Ma si nasconde del tatticismo dietro l’atteggiamento renziano di queste ore. Peppino Caldarola, ex direttore de L’Unità, e conoscitore della sinistra italiana come pochi, ritiene che la strategia di Renzi verta su due punti. In primo luogo «lui tranquillizza la sinistra dicendo: “si resta a sinistra al punto che aderisco al Pse”. In questo modo toglie un argomento a Barca e Cuperlo». Dall’altro elimina la concezione dell’one man show e «dice di voler fare una campagna elettorale dal basso». Stando così la strategia, continua Caldarola, «inizia a piacere pure ad uno come Vendola anche perché non avrebbe più argomenti contro». Ecco perché lo stesso governatore della Puglia ha definito in più di un’occasione il sindaco di Firenze «un interlocutore credibile».

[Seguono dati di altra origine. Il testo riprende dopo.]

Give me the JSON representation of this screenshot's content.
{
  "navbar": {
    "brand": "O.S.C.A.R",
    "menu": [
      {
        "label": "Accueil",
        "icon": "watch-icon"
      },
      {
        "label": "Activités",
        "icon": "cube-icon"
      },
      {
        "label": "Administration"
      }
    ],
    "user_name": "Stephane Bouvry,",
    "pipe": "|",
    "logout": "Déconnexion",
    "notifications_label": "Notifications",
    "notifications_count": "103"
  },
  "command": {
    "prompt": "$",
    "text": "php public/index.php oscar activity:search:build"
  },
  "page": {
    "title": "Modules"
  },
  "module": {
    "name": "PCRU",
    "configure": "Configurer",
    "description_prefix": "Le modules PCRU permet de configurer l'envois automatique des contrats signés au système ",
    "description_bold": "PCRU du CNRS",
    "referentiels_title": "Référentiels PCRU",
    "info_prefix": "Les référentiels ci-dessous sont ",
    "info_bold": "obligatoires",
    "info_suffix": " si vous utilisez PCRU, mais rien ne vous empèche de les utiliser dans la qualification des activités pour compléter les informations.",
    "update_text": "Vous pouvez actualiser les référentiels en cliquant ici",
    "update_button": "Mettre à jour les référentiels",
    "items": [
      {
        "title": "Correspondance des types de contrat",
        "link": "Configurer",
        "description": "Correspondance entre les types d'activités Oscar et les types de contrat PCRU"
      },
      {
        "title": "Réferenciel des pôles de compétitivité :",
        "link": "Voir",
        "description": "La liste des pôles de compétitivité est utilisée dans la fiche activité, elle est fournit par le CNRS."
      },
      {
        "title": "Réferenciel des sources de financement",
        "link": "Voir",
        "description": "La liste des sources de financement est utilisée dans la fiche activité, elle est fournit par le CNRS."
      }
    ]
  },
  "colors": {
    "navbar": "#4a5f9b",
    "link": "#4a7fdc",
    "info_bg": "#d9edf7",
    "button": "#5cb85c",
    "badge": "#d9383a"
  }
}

Tuttavia ciò potrebbe non bastare. Come rivela in Transatlantico un renziano, «c’è anche un aspetto congressuale. Il congresso si dividerà in due fasi. Quindici giorni prima dell’8 dicembre voteranno soltanto gli iscritti. E se fra gli iscritti Matteo dovesse restare soltanto al 50% sarebbero guai». I fedelissimi scongiurano questo scenario, anche se temono che uno come Gianni Cuperlo “viaggerà fra gli iscritti alla ditta”. Ecco perché soprattutto nella prima fase della campagna elettorale delle primarie, che inizierà sabato da Bari, Renzi si affrancherà come un leader di sinistra, rivolgendosi principalmente al cosiddetto apparato. Che di certo non è mai stato sostenitore del “giovanotto di Firenze”, ma in queste ultime settimane starebbe ricredendosi. E un aiuto, secondo quanto rivelano a Linkiesta, gli giungerà dal “compagno” Vendola. Il quale, come dicevamo sopra, oltre a simpatizzare per Renzi avrebbe aperto un tavolo di trattativa in vista delle primarie congressuale. Non è dato sapere se con un ticket. I più lo escludono. Ma la trattativa, confermano parlamentari di rito renziano, sarebbe in corso.
Eppure la strategia di Renzi mostra delle crepe. Vincerà le primarie a mani bassi, come tutti i sondaggi diffusi riportano. Piacerà sempre più alla cosiddetta “base” del Pd, e anche ad una fetta di sinistra radicale. D’accordo. Ma la storia elettorale della sinistra italiana ricorda che un partito di sinistra, si chiami esso Pci o Pd, vale al massimo il 34%. Il record più recente appartiene alla candidatura di Walter Veltroni del 2008. In sostanza, per dirla con il prof. Campi, «una sinistra moderna e senza condizionamenti ideologici deve essere inclusiva e in grado di parlare alle più diverse fasce sociali, ive comprese quelle per sensibilità e interessi potrebbe sembrare le più lontane della propria storia». Altrimenti, aggiungiamo noi, a nulla sarà valso vincere le primarie. Del resto a contare saranno sempre le “secondarie”.